La respuesta: a todas las generaciones de seres humanos que han vivido a lo largo de nuestra historia. Puede que Superman sea el primer superhéroe, pero el concepto de héroe se remonta hasta las primeras civilizaciones humanas. La mitología ha sido desde siempre una fuente de historias fantásticas en las que personajes dotados con poderes y habilidades extraordinarias vivían aventuras imposibles, encontrándose con todo tipo de perversos villanos que representaban la peor cara de la humanidad y monstruos terroríficos, y salían adelante gracias a unos valores basados en el bien, la justicia, o la defensa del indefenso, entre otros, y aprendiendo, a la par que el espectador/lector/oyente que seguía la historia, unas lecciones morales y filosóficas sobre cómo ser una persona más virtuosa y hacer del mundo un lugar mejor.

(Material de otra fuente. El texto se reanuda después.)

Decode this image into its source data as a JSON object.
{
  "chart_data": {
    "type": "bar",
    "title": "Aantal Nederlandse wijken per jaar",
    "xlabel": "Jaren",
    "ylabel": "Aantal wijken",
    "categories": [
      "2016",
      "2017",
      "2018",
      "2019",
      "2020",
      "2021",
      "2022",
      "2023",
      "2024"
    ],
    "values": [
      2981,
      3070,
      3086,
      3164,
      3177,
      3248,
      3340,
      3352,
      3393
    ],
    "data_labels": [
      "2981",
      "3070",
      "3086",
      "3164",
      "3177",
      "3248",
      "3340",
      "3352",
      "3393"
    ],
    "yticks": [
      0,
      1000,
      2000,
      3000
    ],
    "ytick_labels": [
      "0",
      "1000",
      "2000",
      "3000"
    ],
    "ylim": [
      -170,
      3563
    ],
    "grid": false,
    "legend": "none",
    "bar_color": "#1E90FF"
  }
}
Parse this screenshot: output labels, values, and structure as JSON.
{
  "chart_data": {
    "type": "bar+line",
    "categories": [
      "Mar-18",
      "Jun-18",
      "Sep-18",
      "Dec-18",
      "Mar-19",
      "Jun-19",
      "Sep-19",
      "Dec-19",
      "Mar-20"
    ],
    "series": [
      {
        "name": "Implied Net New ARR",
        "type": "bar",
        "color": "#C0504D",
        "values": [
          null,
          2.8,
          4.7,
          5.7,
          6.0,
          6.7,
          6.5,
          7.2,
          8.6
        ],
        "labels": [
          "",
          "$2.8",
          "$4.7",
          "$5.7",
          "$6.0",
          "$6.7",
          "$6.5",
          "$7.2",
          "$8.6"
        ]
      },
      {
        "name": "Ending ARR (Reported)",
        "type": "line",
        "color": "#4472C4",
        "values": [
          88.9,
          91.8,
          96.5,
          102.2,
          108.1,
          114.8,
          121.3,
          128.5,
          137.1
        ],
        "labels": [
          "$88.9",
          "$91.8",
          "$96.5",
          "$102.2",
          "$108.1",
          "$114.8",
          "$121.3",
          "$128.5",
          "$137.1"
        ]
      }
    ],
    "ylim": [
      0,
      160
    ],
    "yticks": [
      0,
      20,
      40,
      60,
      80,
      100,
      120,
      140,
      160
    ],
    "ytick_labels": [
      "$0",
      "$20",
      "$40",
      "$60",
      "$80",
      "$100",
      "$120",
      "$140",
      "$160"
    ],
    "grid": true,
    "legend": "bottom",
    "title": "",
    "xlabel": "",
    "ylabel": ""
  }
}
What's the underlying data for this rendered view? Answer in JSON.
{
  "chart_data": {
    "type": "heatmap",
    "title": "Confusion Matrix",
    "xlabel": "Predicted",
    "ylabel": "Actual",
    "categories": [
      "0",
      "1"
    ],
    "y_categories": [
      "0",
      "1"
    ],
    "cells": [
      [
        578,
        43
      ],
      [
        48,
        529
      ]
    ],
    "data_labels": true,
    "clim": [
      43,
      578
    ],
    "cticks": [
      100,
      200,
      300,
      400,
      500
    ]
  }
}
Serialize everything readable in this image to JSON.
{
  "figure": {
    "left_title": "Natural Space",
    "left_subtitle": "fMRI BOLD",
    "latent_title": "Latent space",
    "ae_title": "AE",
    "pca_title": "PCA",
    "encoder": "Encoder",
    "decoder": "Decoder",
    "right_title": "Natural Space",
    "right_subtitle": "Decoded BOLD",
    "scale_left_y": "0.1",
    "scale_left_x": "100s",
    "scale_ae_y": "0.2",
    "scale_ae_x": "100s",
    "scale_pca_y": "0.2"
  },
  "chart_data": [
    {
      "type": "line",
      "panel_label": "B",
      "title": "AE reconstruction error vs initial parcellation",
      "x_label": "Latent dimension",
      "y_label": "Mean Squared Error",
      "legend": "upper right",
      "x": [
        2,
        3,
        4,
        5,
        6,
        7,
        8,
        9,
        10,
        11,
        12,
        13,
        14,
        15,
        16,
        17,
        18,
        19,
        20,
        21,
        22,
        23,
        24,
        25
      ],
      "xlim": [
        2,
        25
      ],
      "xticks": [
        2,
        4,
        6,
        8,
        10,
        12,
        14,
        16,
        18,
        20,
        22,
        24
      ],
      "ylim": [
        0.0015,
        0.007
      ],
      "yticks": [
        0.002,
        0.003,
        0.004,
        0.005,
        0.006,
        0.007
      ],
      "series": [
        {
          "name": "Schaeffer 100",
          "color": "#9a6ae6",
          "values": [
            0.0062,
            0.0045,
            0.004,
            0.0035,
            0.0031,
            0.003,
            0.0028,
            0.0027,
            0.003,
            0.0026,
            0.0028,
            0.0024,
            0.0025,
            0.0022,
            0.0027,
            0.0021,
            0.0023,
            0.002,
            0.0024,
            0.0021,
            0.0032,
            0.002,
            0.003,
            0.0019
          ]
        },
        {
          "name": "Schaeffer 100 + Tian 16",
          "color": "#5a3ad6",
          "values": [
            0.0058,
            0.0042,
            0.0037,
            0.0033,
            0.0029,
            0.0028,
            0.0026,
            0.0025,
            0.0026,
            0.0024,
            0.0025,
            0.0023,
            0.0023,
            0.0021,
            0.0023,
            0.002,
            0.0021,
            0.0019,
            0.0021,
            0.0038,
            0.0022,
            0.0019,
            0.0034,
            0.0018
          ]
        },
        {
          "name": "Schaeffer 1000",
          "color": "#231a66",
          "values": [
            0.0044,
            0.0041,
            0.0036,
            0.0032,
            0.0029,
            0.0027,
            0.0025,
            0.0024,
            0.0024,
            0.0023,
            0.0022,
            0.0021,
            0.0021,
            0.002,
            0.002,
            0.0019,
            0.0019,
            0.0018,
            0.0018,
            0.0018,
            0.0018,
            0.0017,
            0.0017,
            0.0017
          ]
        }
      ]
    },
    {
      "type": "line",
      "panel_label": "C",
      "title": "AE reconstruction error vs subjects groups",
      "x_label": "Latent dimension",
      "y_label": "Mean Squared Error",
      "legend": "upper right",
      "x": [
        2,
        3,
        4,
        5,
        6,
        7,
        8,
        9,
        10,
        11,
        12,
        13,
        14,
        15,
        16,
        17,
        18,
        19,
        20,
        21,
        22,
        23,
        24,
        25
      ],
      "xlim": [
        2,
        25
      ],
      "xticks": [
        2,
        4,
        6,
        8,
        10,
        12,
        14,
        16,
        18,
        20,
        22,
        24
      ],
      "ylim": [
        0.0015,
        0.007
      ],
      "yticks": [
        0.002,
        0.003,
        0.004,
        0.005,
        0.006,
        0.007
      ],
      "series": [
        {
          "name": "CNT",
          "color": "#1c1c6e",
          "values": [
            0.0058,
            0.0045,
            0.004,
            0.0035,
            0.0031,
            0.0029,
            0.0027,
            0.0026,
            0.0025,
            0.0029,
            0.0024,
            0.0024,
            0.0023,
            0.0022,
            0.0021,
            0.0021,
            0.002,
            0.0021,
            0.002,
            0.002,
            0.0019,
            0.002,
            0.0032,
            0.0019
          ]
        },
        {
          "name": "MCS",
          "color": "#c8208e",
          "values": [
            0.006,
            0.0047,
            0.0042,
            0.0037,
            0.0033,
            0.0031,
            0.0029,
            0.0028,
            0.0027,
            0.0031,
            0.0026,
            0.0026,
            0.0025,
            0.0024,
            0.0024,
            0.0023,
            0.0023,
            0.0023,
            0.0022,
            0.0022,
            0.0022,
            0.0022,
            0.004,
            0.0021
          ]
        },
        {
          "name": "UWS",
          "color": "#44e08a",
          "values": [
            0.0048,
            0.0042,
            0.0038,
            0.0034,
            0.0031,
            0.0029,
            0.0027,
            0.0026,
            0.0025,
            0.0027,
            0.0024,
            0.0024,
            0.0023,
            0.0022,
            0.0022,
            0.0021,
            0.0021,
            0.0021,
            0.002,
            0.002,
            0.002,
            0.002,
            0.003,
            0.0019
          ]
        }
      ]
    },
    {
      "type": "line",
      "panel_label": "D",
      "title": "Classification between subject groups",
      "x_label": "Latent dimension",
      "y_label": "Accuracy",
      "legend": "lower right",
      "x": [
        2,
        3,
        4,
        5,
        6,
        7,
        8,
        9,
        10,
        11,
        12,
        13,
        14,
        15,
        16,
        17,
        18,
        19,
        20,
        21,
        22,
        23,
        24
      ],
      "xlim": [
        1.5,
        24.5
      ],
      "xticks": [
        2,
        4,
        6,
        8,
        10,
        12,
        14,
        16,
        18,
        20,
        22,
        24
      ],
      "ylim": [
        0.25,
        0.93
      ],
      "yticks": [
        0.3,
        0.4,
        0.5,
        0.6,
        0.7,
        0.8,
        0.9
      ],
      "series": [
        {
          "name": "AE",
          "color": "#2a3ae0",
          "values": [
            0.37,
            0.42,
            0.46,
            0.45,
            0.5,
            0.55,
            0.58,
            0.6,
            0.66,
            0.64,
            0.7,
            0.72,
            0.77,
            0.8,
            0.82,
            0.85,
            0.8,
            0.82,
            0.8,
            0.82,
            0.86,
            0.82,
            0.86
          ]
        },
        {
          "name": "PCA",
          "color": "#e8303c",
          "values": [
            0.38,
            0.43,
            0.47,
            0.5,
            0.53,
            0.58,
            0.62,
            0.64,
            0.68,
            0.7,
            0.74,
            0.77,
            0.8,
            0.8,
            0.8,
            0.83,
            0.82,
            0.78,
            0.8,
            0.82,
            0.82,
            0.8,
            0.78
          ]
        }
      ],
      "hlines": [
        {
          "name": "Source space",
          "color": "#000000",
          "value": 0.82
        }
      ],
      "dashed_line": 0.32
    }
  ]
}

Antiguamente estas historias se apoyaban en la magia y los dioses, hoy en día tratan de tener algún tipo de base científica (especial énfasis en tratan) Antiguamente los protagonistas eran guerreros ataviados con armaduras, espadas y escudos, hoy llevan trajes de látex y, en algunas ocasiones, los más variopintos gadgets tecnológicos. Es decir, los elementos de ambientación y contexto se van adaptando a cada época, pero la esencia es la misma.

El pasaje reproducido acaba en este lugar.